A group of Russian scientists, among them staff at the Moscow Institute of Physics and Technology, have proposed a new method for the comparison of metagenome-coupled DNA sequences from all of the organisms in a sample of biological material being investigated. The method makes it possible to more effectively and quickly solve the task of comparing samples and can be easily embedded in the data-analysis process of any metagenome study. The study has been published in the BMC Bioinformatics journal.
The bacteria, which inhabit the human body, hold a special place for scientists in the study of metagenomics. The significance of metagenomics cannot be underestimated: on a rough estimate the bacterial cells in our body outnumber our own by an order of magnitude and most of them are located in the gut. Various global projects, such as the “Human Microbiome Project”, have revealed that the composition of the bacterial community affects our risk of disease, the selection of an optimal diet, mood and even creativity. The reverse is true – the composition of these microorganisms is sensitive to processes occurring in the body. Thus, by comparing the sample patient with people with a healthy intestinal metagenome, in the long term it will be possible in future to evaluate the risk of dangerous diseases, such as diabetes or inflammatory bowel disease.
The traditional approach to metagenome analysis is to compare samples on the basis of their taxonomic composition: percentages for each microbial species found. To determine the composition of the sample, its genetic sequences are compared with a database of known bacterial genomes, called the reference set. However, this approach has several disadvantages. Firstly, the reference genomes are often inaccurate, since the composition of the reference genome is a computationally complex and time-consuming task, especially for species that are difficult to cultivate; and the genomes of species isolated in the laboratory can carry a set of genes, which is significantly different from the same species living in a natural environment. Secondly, not all organisms are collected in reference genomes generally; examples of such organisms are viruses. Therefore, that part of the sample sequence, which does not match with the reference sample, is simply not taken into account during the analysis, despite the fact that it can be quite large and significant. Meanwhile, a method based on a comparison of k-mer frequencies does not require recourse to a reference sample or the existence of any information on the organisms studied, and, therefore, all sequences in the sample are subjected to analysis, which gives the best results.
The method is based on representation for an organism genomic sequence as the set with all instances of nucleotide “words” of specified length “k”, called k-mers. Because the genome is a unique sequence for each organism, the sets of such “words” also differ between individual organisms. Thus, the set of all k-mers for a metagenome can be viewed as a set of sets, namely of its constituent organisms. This lets us assess the differences in the bacterial composition when comparing samples.

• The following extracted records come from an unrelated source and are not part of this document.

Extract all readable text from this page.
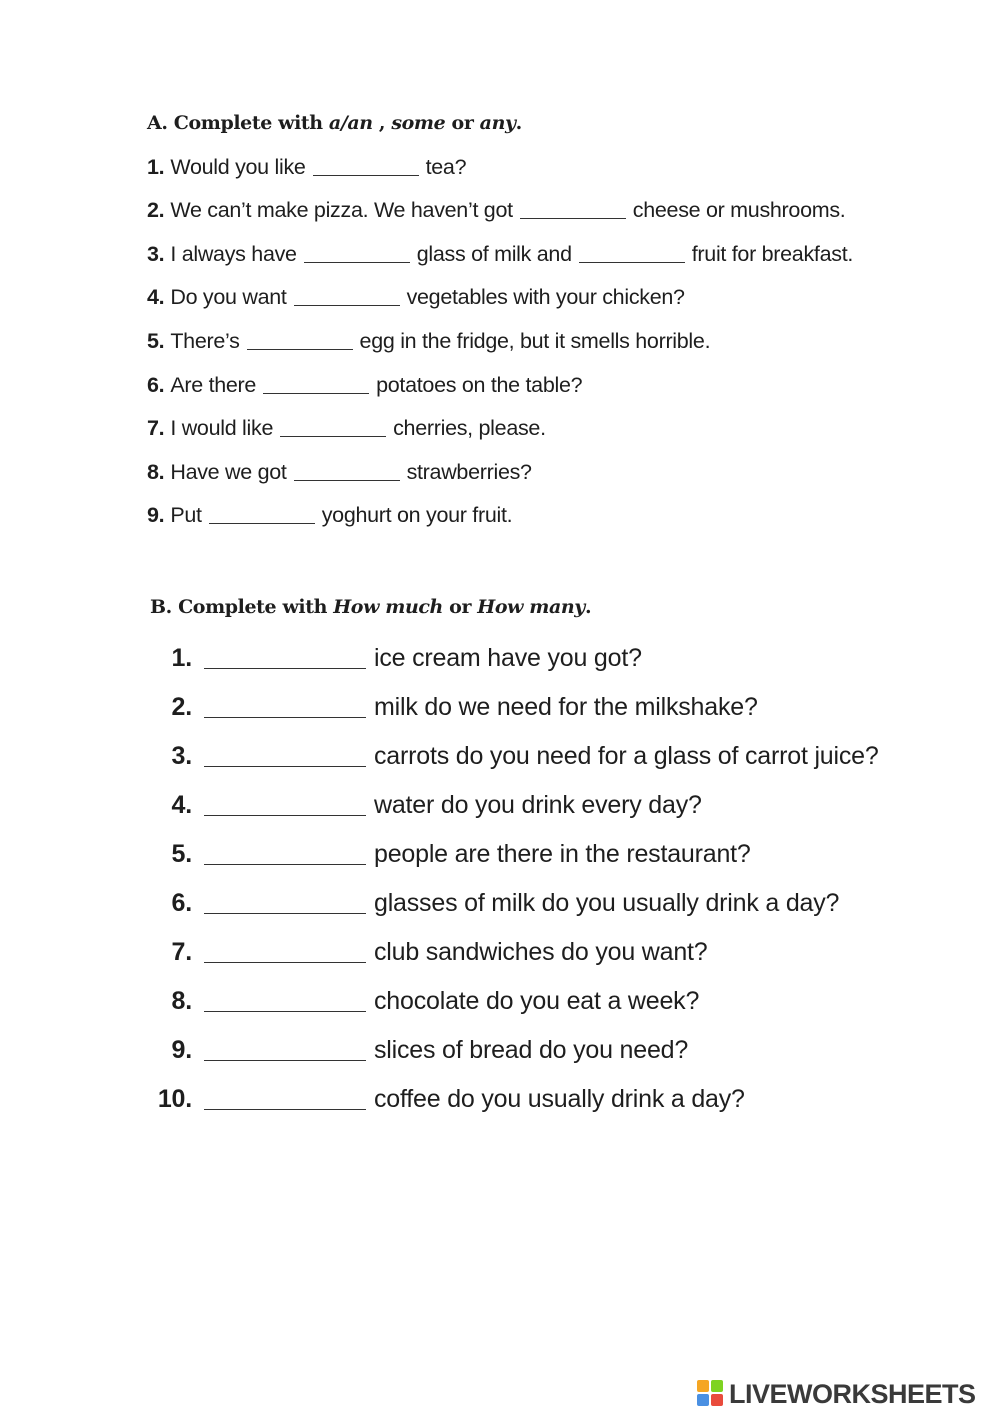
A. Complete with a/an , some or any.
1. Would you like	tea?
2. We can’t make pizza. We haven’t got	cheese or mushrooms.
3. I always have	glass of milk and	fruit for breakfast.
4. Do you want	vegetables with your chicken?
5. There’s	egg in the fridge, but it smells horrible.
6. Are there	potatoes on the table?
7. I would like	cherries, please.
8. Have we got	strawberries?
9. Put	yoghurt on your fruit.
B. Complete with How much or How many.
1.	ice cream have you got?
2.	milk do we need for the milkshake?
3.	carrots do you need for a glass of carrot juice?
4.	water do you drink every day?
5.	people are there in the restaurant?
6.	glasses of milk do you usually drink a day?
7.	club sandwiches do you want?
8.	chocolate do you eat a week?
9.	slices of bread do you need?
10.	coffee do you usually drink a day?
LIVEWORKSHEETS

To test the effectiveness of the k-mer technique compared to traditional approaches, two sets of metagenome data were used – a set of real data and a set of artificially generated data. Artificial data (created from genomes, with proportions known beforehand) is convenient to use when testing the method, as we know the sequence precisely and can assess the result received by comparing it with an a priori correct value. Intestinal metagenomes from residents of the United States and China were used as real data.
It is known that bacterial intestinal communities differ significantly between different populations, and algorithms have claimed to allow us to find, exactly those indicators, which show the difference in composition. Therefore, the criterion for assessing the effectiveness of the method that was considered was the extent to which the metagenomes can be distinguished, that is how much the Chinese metagenomes differ in general from American ones.
The method has shown better results in both data types by comparing k-mers, than when using traditional mapping with a reference set. In addition, when using real data, a mismatch between the intestinal results for k-mer and traditional approaches allowed us to detect another important component of the intestinal metagenome, namely the bacterial phage crAssphage, which had escaped the notice of researchers using the traditional method. According to the author of the article, Dmitri Alexeev: “Interestingly, the genes can be viewed not only as segments of DNA with proteins encoded in them, but also as information in general. It is this information distinction that has allowed us to identify new segments of DNA not described in the catalog of known genes. It is interesting to see how this approach will be used by other research groups”.
The developed technique lets us more efficiently and accurately find the differences between the metagenomes for a variety of bacterial communities, which can help to study, diagnose and treat many human diseases.